Results: Results revealed that the CES1 rs2244613 C allele significantly reduced bleeding events in patients treated with dabigatran (adjusted hazard ratio 0.33, 95% confidence interval 0.13-0.85, P = .021). The carriage of ABCB1 rs1045642 T allele was associated with a lower risk of thromboembolism in rivaroxaban users (adjusted hazard ratio 0.19, 95% confidence interval 0.07-0.57, P = .003). Additionally, a trend toward statistical significance (P = .052) was observed between the SLCO1B1 rs4149056 C allele and bleeding risk among the edoxaban users.

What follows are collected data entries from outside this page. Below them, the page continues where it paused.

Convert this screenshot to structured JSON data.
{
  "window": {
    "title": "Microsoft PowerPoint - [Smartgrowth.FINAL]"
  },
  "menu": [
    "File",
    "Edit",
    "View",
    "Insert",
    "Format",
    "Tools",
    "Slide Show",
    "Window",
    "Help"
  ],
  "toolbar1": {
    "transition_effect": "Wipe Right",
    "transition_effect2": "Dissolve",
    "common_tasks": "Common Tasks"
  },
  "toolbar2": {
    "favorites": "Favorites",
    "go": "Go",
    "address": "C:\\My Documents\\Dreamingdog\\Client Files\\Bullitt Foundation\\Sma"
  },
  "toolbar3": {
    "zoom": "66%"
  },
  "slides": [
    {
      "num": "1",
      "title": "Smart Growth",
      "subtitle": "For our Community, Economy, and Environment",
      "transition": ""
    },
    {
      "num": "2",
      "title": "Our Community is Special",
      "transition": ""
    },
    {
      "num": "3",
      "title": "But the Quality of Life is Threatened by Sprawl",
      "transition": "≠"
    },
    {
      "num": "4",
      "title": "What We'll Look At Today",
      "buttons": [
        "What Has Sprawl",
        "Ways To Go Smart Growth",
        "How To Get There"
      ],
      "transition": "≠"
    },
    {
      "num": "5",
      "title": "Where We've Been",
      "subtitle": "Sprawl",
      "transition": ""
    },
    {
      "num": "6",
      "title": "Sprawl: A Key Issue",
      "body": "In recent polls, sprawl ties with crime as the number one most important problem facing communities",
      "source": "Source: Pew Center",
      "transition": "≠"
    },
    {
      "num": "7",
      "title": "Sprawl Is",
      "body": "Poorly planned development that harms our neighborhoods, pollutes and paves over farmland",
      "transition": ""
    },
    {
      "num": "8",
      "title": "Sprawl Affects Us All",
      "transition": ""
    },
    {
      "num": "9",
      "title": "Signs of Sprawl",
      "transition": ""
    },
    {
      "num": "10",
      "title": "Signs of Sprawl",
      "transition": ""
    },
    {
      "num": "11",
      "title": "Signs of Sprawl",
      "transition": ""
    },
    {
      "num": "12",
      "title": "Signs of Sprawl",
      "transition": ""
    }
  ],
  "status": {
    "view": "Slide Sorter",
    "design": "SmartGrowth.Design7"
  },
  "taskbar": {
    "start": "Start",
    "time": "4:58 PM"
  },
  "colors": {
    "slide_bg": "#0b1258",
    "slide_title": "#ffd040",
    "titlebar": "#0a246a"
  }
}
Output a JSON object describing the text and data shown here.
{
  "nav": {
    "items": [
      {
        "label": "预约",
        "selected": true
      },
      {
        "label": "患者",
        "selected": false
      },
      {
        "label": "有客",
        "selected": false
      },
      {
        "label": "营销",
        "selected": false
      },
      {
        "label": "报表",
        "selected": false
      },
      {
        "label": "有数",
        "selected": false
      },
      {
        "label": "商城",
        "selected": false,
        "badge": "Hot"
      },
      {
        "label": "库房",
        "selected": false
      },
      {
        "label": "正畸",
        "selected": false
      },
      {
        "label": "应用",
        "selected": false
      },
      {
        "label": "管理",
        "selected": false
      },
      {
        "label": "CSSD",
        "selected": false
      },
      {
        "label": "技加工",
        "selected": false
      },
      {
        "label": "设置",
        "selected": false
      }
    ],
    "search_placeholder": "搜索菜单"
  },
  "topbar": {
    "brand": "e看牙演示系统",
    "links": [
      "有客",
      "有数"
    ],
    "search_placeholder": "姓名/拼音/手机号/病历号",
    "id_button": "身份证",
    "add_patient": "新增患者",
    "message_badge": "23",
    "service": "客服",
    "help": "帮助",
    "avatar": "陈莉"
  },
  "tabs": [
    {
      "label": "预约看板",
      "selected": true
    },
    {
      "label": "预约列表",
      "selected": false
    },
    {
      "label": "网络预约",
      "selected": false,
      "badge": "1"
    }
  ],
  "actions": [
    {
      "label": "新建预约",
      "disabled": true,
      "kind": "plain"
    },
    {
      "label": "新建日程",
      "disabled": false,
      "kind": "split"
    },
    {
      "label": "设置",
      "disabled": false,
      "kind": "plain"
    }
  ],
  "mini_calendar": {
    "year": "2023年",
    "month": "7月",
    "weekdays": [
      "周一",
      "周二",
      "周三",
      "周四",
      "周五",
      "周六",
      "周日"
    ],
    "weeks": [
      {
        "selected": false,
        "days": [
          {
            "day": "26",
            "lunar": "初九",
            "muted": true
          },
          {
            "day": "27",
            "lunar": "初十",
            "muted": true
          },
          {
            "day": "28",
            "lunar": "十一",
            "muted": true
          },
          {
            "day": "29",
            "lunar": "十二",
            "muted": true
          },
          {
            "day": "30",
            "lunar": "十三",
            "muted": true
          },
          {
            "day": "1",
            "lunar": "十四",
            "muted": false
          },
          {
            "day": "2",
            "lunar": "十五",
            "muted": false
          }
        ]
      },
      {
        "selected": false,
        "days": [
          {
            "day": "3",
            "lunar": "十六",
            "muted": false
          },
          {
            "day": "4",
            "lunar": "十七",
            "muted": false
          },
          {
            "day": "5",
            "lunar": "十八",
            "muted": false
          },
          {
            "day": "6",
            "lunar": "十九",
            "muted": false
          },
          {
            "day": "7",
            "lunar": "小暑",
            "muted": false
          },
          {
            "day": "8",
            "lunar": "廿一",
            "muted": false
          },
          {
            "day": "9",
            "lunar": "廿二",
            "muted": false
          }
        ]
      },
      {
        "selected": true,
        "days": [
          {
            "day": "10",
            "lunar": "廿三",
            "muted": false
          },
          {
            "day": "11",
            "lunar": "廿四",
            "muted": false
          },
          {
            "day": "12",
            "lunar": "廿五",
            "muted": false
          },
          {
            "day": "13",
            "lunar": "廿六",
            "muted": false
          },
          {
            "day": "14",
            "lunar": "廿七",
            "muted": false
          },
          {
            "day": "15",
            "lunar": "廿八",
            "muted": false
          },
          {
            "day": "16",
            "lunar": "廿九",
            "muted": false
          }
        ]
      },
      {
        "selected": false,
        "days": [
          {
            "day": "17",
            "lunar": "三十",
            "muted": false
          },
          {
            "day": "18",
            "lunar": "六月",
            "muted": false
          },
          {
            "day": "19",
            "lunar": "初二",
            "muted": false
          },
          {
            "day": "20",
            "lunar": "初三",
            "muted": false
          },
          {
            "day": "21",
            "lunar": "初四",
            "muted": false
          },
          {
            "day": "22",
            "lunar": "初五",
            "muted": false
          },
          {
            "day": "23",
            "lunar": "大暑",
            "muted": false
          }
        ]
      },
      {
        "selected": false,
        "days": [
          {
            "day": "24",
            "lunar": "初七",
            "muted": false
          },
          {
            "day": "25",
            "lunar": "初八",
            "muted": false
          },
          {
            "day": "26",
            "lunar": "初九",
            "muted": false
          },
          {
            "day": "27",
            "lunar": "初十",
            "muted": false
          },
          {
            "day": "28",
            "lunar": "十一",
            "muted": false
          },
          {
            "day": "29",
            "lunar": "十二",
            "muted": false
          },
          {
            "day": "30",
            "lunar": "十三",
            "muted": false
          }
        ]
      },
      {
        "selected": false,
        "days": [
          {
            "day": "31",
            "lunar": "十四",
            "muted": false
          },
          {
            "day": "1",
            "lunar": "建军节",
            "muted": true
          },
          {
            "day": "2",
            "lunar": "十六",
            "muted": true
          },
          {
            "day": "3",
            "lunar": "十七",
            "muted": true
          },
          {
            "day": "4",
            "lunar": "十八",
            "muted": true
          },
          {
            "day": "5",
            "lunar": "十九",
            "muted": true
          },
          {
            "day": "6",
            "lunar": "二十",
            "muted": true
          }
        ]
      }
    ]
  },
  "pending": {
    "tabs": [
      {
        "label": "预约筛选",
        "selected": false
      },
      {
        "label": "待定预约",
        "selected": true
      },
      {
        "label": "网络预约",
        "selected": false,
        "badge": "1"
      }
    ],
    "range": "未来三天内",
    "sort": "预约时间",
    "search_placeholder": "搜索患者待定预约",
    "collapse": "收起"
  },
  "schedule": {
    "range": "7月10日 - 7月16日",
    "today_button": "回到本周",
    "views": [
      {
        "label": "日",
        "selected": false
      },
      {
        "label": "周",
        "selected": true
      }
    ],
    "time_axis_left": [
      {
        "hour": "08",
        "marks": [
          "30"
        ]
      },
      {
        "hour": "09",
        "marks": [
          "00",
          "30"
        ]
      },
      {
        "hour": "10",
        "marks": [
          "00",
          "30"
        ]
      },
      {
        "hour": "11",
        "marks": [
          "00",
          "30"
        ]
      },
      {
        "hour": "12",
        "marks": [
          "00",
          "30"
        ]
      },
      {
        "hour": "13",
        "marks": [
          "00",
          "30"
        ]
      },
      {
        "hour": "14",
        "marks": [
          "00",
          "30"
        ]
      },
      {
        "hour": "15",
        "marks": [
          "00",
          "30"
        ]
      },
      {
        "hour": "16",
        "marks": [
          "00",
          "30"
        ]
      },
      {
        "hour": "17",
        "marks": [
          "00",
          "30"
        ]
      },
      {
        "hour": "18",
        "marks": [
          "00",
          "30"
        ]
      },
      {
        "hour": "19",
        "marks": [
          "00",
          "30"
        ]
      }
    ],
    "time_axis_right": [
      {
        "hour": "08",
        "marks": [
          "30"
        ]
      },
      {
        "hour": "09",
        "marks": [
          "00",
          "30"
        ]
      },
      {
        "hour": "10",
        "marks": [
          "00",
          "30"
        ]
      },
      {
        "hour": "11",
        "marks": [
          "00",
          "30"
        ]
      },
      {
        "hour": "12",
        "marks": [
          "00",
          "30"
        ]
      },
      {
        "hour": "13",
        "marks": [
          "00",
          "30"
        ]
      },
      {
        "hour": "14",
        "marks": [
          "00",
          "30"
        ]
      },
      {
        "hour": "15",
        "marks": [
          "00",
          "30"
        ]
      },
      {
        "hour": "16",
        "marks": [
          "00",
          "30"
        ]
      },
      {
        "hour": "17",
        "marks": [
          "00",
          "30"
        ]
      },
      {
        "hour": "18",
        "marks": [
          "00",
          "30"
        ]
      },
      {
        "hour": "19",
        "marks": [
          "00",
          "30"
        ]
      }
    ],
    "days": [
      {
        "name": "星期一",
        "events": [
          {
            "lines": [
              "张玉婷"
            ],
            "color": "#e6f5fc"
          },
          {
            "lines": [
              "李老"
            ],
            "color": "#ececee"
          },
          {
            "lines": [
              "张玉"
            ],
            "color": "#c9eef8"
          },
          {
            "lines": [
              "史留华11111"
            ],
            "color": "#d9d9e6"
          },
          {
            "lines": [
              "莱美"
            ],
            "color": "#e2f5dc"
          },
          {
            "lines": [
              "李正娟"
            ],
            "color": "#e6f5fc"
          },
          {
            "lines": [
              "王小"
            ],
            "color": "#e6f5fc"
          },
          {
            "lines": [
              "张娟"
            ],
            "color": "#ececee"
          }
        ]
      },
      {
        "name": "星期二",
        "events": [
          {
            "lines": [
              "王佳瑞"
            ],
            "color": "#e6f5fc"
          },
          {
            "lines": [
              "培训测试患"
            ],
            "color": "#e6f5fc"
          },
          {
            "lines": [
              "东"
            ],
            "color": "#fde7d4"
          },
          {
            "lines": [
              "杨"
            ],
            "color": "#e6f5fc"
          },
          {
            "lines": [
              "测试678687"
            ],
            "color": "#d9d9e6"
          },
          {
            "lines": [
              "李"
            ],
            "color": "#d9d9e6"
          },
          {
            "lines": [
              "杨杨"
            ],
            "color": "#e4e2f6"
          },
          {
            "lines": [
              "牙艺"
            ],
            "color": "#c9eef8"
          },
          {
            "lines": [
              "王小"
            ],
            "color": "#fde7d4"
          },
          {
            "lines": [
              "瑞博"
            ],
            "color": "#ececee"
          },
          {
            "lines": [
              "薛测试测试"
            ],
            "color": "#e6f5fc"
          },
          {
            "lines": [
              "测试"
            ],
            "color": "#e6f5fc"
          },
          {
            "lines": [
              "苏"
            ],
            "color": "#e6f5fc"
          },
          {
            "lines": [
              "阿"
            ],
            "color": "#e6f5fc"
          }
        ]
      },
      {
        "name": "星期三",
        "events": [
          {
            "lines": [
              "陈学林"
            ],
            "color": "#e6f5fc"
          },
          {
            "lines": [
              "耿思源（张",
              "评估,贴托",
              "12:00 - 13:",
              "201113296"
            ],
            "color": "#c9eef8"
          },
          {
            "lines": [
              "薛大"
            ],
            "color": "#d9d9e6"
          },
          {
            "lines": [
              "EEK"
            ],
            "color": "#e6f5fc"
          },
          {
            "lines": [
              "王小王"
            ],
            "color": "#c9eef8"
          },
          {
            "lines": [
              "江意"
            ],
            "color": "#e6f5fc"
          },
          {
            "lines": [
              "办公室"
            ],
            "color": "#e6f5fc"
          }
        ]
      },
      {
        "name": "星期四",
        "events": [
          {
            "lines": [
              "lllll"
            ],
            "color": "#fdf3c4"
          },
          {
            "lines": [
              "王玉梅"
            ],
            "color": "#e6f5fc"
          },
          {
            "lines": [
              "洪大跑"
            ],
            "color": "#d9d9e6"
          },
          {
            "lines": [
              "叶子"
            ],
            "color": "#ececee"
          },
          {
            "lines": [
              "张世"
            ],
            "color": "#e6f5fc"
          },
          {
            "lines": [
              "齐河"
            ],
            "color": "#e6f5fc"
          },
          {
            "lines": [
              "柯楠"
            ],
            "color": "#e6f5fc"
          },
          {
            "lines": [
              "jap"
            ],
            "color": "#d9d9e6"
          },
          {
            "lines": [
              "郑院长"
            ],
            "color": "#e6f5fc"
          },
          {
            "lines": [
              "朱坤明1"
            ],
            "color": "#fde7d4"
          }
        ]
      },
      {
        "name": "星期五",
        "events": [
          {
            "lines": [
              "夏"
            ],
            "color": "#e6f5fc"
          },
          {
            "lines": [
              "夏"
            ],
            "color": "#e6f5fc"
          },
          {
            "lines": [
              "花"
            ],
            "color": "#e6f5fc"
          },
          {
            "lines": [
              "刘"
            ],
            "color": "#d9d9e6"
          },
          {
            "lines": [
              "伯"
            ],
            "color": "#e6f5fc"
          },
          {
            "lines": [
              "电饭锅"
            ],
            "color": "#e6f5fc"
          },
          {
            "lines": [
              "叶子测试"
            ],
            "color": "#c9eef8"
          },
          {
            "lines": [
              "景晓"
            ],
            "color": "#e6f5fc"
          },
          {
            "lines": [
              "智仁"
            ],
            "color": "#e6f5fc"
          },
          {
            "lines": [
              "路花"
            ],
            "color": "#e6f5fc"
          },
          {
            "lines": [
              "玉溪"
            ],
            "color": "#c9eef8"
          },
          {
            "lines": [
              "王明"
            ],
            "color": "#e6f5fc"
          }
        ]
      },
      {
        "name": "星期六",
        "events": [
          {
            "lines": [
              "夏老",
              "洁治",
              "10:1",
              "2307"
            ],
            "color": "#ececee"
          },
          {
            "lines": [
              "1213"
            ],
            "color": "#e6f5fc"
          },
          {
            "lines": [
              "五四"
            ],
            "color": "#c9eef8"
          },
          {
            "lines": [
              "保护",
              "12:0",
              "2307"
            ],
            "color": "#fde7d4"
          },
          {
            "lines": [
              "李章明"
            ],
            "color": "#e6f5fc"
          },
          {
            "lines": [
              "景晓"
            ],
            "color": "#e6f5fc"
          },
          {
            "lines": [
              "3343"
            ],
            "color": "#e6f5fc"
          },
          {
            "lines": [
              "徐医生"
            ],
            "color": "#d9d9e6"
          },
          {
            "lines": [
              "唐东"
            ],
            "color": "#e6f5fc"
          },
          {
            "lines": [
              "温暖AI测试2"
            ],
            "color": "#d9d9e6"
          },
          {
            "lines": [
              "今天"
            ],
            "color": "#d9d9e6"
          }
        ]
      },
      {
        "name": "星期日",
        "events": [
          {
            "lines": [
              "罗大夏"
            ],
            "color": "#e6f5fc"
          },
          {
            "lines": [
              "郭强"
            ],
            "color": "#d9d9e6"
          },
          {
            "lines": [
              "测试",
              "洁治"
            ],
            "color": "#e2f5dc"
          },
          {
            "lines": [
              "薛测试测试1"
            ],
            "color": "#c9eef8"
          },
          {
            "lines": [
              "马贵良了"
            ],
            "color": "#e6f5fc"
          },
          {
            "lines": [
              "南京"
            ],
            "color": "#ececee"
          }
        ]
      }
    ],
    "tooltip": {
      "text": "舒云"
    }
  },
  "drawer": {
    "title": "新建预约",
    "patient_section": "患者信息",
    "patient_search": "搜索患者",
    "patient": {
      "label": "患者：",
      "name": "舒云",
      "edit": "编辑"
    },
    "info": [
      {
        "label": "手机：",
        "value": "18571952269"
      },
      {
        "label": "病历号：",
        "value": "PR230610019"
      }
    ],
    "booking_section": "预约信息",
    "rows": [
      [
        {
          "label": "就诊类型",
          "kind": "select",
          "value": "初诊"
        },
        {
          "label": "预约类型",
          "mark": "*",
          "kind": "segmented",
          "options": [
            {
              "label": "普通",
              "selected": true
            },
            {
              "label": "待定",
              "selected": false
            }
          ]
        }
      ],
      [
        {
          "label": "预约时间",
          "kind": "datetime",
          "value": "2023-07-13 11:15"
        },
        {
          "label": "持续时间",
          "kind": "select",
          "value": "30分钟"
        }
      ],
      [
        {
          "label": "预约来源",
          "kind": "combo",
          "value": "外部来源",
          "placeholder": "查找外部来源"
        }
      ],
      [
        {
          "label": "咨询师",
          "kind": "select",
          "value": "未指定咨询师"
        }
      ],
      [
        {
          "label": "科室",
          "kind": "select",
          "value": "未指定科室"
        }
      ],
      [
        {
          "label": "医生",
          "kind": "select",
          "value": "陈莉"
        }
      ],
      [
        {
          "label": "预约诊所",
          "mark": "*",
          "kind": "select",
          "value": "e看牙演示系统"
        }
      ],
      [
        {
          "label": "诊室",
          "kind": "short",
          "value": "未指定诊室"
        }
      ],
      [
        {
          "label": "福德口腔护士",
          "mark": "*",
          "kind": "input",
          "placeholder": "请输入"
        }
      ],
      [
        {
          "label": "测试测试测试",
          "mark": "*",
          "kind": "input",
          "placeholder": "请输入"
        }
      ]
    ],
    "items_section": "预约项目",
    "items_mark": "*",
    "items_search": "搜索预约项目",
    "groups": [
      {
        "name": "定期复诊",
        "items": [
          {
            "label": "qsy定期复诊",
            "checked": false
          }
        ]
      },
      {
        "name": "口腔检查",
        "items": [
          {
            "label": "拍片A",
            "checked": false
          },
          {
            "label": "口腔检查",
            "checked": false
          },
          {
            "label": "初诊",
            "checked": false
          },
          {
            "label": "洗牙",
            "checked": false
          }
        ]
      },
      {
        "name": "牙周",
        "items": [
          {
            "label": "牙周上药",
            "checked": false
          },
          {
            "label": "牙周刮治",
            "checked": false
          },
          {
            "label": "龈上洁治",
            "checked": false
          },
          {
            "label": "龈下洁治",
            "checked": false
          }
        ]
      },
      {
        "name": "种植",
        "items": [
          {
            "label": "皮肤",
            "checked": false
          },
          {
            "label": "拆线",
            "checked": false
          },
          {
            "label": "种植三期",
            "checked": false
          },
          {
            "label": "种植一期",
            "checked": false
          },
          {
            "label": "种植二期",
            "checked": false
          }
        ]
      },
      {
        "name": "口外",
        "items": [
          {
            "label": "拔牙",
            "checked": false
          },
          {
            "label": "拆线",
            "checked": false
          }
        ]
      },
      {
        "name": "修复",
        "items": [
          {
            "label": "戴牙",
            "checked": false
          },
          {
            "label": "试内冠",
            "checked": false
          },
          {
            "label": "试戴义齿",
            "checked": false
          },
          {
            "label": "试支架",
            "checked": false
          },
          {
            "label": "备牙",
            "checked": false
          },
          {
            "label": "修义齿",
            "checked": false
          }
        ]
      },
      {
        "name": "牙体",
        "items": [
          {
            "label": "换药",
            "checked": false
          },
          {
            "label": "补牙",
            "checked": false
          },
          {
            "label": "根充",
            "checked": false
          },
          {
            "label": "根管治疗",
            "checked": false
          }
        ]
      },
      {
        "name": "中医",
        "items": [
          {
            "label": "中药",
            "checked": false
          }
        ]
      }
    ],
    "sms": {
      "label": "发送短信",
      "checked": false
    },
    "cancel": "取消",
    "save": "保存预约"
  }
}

Conclusions: Our study showed that the CES1 rs2244613 and ABCB1 rs1045642 alleles were associated with outcome events in Chinese patients taking dabigatran and rivaroxaban, respectively. The findings could help predict clinical outcomes and develop personalized anticoagulation treatment strategies for Chinese patients taking DOACs.

查看原文本刊更多论文

服用直接作用口服抗凝剂的中国患者中所选择的药物遗传多态性与出血和血栓栓塞风险的相关性

目的：基因多态性在直接作用口服抗凝剂（DOACs）的血浆浓度变化中起关键作用。在这项研究中，我们旨在探讨基因变异对中国DOACs患者临床结果的影响。方法：回顾性研究纳入720例接受达比加群、利伐沙班或依多沙班治疗的非瓣膜性心房颤动患者。采用Cox回归模型比较关键单核苷酸多态性携带者和非携带者的临床结果。结果：结果显示，CES1 rs2244613 C等位基因显著降低了达比加群治疗患者的出血事件（校正风险比0.33,95%可信区间0.13-0.85,P = 0.021）。携带ABCB1 rs1045642 T等位基因与利伐沙班使用者血栓栓塞风险降低相关（校正风险比0.19,95%可信区间0.07-0.57,P = 0.003）。此外，在依多沙班使用者中，SLCO1B1 rs4149056 C等位基因与出血风险之间存在统计学意义（P = 0.052）。结论：我们的研究表明，CES1 rs2244613和ABCB1 rs1045642等位基因分别与服用达比加群和利伐沙班的中国患者的结局事件相关。研究结果可以帮助预测临床结果，并为服用DOACs的中国患者制定个性化的抗凝治疗策略。

本文章由计算机程序翻译，如有差异，请以英文原文为准。

求助全文

约1分钟内获得全文求助全文

来源期刊

British journal of clinical pharmacology 医学-药学

CiteScore

6.30

自引率

8.80%

发文量

419

审稿时长

1 months

期刊介绍： Published on behalf of the British Pharmacological Society, the British Journal of Clinical Pharmacology features papers and reports on all aspects of drug action in humans: review articles, mini review articles, original papers, commentaries, editorials and letters. The Journal enjoys a wide readership, bridging the gap between the medical profession, clinical research and the pharmaceutical industry. It also publishes research on new methods, new drugs and new approaches to treatment. The Journal is recognised as one of the leading publications in its field. It is online only, publishes open access research through its OnlineOpen programme and is published monthly.